Ekran kullanımı içerisinde yer alan; telefon, tablet ve sosyal medya kullanımının çocuğumuz üzerindeki etkileri aslında biz ebeveynlerin çocuğumuza bunu hangi ortamda, hangi amaçla nasıl sunduğumuzla ilişkilidir. Kullanım şeklini ve amacını çocuğumuza sağlıklı bir şekilde öğretmemiz, faydalı bir sonuç almasını sağlayacaktır.

EKRANA BAĞIMLI KALMADAN KALİTELİ VAKİT GEÇİRMEK ÖNEMLİ

Çocuklarımızla ekran karşısında olmadan, etkin iletişim kurarak vakit geçirmek hem çocuk-ebeveyn ilişkisini
güçlendirmek hem de onların kişisel gelişimine katkı sağlamak adına oldukça önemlidir. Peki çocuklarımızla birlikte rol alabileceğimiz ne tür etkinlikler yapılabiliriz, birkaç örnek vermek gerekirse:

  • Birlikte oyun oynamak.

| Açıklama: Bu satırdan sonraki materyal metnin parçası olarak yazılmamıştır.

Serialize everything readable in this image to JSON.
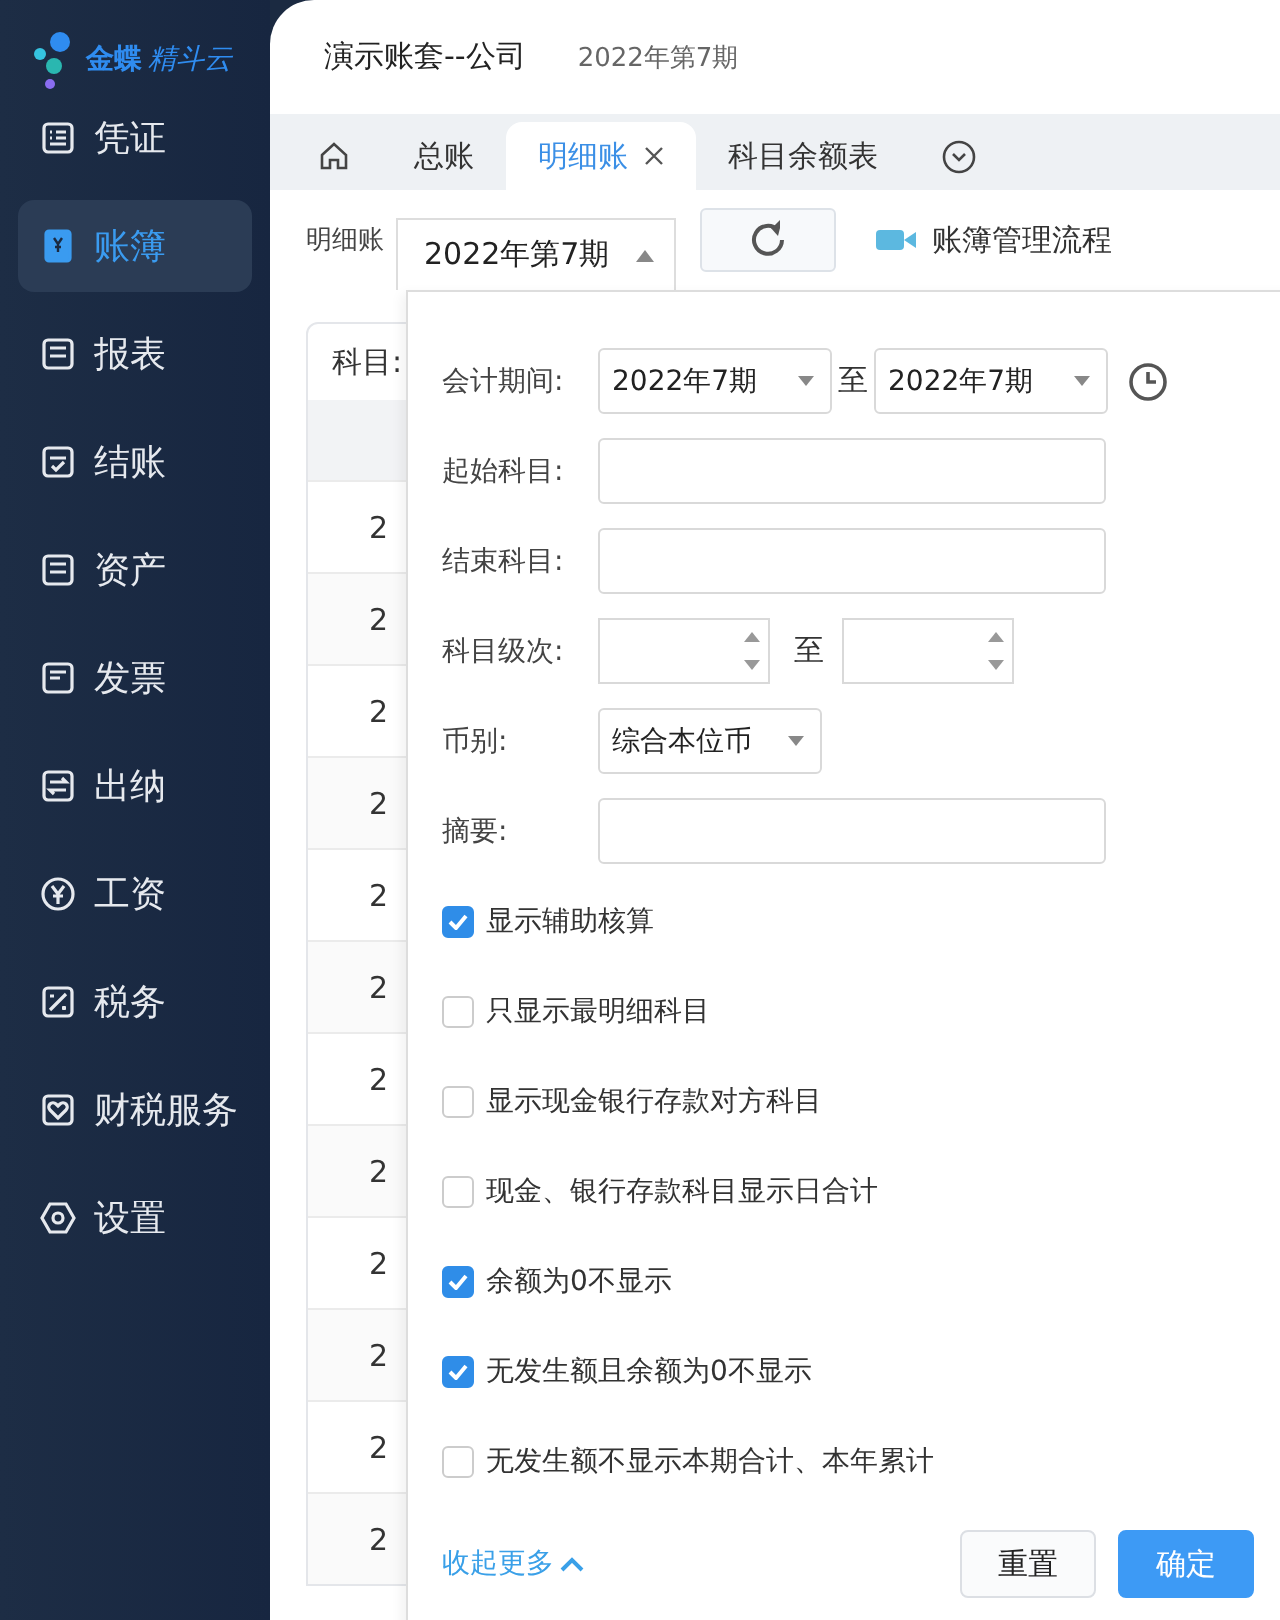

Evde veya açık havada fiziksel aktiviteyi de içeren oyunlar oynamak hem çocuğun fiziksel gelişimine katkı sağlayacak hem de ebeveynle kurduğu iletişimi geliştirecektir.
  • Yeni yerler keşfetmek. Bulunduğunuz şehrin tarihi yerlerini gezmek veya doğada gezinti yapmak hem yetişkin hem çocuk açısından zihni rahatlatacak ve keşif duygusunu destekleyecektir.
  • Mutfakta vakit geçirmek. Çocuğunuzla birlikte mutfakta bir şeyler hazırlamak, ortaklaşa bir üretim yapma ve paylaşma duygusunu güçlendirir.
  • Beraber spor yapmak. Çocuğunuzla birlikte düzenli bir fiziksel aktivitede bulunmak iki taraf için de
    hem ruhsal hem fiziksel olarak destekleyici olacaktır. Birlikte bisiklet sürmek veya evde basit bir egzersiz rutini oluşturmak bile olabilir.